# Powerbook Vertical Lines Screen Problem



## audioblackout (Oct 4, 2006)

Hey,

Well it's my first post here and unfortunately it's a problem with my 15 inch Powerbook 

I came down to start work this morning and was greeted by this:

http://www.blackoutaudio.co.uk/pics/G4Screen.jpg 

As you can see, it was a bit scary. So I rebooted in a panic and luckily it booted back onto the desktop. But then I noticed faint white vertical lines alll over the screen - rather like venetian blinds (the white is a few pixels wide and then a chunk of dark and so on). 

A search of the internet led me to update to 10.4.8, zap my PRAM, fiddle with the display settings and change resolutions. Hmm no joy. 

Then the coloured lines happened again on a start up. I rebooted and they went, but still the faint white lines. 

Has anyone got a clue what's going on here? And why's it suddenly started happening? I had 10.4.7 installed for a good few months with no issues at all and seeing as though the 10.4.8 update hasn't solved anything it can't be that. I haven't dropped the laptop or anything. I really am worried here, as I do all my work on the Powerbook. 

Any help massively appreciated...


----------



## bobw (Oct 4, 2006)

Do you have an external monitor you can connect and see if the lines appear on it?

Also, always more help when you give the exact model of your machine.


----------



## audioblackout (Oct 4, 2006)

many thanks for your reply!

i've just done this and the lines aren't there!

this obviously means it's not a software problem??? 

but what hardware components would this mean it could be?

if i can narrow this down, perhaps i can have a go at repairing this myself...
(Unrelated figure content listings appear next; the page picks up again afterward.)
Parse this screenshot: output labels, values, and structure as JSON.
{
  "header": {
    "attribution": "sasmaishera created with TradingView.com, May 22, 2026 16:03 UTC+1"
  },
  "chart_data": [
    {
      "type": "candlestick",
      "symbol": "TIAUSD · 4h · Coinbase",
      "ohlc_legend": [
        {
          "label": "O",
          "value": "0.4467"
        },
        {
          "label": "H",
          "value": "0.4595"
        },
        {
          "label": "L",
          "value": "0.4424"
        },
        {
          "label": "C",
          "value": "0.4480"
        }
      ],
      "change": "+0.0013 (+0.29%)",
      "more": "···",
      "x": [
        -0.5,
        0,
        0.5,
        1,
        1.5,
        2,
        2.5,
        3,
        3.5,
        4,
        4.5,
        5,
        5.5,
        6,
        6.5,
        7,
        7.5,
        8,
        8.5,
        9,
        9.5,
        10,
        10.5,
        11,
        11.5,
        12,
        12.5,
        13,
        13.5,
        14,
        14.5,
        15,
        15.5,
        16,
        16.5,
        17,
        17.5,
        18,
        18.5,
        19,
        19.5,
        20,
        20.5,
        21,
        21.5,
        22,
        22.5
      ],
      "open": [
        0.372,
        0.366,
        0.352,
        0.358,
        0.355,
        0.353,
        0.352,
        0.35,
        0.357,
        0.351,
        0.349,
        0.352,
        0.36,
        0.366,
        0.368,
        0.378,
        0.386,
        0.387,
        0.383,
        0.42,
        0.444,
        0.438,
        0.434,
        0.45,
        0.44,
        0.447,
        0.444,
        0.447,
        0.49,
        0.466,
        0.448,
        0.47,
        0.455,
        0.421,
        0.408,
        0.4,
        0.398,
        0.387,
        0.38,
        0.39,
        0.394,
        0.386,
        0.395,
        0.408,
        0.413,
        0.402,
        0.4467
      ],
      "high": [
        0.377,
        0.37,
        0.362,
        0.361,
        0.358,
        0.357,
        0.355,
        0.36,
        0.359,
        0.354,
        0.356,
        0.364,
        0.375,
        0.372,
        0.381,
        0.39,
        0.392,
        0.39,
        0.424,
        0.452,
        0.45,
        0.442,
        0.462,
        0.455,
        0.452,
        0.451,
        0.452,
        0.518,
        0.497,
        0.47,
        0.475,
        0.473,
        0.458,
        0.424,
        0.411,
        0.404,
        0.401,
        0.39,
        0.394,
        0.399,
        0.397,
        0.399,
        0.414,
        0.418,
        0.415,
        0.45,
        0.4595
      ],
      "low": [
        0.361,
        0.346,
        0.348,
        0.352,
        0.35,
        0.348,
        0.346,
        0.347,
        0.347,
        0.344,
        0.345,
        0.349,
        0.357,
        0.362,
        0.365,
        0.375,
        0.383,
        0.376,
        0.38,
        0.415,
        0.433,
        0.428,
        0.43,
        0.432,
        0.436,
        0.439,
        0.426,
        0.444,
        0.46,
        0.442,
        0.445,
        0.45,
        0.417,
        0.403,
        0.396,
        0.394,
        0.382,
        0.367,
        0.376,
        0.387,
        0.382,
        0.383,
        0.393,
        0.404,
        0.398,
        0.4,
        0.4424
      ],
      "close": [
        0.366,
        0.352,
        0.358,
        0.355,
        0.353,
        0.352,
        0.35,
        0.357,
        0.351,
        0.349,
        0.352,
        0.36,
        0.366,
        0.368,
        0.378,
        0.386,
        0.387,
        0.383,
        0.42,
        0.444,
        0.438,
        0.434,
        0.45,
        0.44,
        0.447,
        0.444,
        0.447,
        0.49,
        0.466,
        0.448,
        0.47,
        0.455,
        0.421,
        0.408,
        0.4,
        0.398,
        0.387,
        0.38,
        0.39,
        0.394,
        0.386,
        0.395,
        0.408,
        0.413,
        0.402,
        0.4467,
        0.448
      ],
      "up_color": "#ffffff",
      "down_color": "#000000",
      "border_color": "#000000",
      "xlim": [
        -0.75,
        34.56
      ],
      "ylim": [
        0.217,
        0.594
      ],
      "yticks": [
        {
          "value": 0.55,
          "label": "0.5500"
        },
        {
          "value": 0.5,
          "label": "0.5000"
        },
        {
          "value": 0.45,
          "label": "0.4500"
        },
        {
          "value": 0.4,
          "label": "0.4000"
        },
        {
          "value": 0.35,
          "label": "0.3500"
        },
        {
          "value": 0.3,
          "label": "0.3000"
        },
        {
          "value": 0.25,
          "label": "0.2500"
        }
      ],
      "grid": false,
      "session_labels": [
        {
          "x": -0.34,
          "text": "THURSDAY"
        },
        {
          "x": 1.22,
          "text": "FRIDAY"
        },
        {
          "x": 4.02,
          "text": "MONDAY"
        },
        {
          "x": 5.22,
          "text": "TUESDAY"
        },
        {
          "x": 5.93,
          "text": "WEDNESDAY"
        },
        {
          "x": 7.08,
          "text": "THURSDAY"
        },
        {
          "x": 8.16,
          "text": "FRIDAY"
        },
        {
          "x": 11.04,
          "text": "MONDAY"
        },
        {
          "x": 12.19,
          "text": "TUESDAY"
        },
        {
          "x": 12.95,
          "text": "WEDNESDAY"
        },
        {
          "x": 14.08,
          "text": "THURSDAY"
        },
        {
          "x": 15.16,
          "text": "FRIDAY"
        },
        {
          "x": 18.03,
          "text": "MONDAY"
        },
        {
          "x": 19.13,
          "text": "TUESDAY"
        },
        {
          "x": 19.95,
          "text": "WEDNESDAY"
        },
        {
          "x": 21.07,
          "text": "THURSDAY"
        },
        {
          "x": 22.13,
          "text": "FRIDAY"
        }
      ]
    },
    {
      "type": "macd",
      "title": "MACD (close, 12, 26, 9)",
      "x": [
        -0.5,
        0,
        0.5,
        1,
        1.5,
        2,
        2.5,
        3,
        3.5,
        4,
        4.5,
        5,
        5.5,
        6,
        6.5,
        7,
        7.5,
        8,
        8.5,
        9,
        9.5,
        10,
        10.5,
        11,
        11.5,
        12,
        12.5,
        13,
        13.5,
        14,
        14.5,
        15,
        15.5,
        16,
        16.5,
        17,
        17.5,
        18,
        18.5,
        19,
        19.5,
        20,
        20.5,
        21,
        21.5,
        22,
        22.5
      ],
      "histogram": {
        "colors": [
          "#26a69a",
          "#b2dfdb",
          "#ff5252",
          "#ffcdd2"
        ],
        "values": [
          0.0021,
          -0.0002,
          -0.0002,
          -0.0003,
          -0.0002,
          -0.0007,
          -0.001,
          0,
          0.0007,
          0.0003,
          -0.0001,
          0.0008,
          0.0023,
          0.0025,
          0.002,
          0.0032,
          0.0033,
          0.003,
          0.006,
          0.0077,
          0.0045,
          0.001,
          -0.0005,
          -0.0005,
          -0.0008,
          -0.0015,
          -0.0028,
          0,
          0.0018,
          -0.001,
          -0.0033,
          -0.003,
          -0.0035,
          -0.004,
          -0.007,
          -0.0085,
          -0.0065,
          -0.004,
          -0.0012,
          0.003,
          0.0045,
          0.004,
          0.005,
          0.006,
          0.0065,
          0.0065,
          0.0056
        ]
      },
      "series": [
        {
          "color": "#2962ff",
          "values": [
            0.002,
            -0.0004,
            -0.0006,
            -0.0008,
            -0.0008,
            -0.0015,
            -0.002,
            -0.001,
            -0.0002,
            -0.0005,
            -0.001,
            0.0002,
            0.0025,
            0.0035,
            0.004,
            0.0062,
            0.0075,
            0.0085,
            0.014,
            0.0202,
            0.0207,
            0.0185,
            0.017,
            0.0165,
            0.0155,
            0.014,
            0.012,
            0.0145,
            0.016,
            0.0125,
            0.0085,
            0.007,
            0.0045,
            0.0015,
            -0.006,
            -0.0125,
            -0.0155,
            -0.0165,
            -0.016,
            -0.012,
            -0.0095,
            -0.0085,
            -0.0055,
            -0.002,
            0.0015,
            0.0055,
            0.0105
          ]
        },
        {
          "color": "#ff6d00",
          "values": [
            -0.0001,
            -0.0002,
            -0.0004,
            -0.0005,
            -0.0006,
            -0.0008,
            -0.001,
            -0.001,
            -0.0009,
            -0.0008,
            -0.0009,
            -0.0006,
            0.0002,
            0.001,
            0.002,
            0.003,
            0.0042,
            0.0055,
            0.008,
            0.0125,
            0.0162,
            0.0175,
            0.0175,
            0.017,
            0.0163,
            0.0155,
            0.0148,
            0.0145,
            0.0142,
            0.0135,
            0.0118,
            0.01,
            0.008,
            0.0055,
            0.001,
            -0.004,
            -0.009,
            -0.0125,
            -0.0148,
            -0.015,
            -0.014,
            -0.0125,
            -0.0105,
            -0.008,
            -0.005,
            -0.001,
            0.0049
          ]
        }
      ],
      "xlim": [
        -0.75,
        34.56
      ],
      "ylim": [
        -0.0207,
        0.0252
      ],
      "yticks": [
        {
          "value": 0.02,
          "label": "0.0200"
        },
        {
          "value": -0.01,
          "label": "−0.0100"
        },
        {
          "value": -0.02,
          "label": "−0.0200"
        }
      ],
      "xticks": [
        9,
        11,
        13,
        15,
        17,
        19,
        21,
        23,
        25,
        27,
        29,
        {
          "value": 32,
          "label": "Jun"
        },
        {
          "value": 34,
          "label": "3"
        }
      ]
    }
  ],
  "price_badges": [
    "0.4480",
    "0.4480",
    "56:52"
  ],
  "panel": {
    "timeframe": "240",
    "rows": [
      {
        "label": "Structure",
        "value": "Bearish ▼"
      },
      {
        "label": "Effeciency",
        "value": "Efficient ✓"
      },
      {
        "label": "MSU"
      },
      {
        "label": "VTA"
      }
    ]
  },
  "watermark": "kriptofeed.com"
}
G4 15inch Powerbook Titanium Power PC 1GHz


----------



## bobw (Oct 4, 2006)

It could be a bad video cable. Open it up and look at the cable. They've been known to go bad.


----------



## audioblackout (Oct 4, 2006)

ok will do thank you!


----------



## I <3 Macs (Oct 18, 2006)

so there is this white or yellow vertical line across my 17'' powerbook g4 and i am sooo worried. it's about 1 pixel wide and i dont know what might have happened. im going to go down to the apple store tomorrow so they can take a look at it and see whats up with it. i hope they can fix it or maybe i can fix it myself. i would check the video cable but i dont want to take a chance opening up the laptop.


----------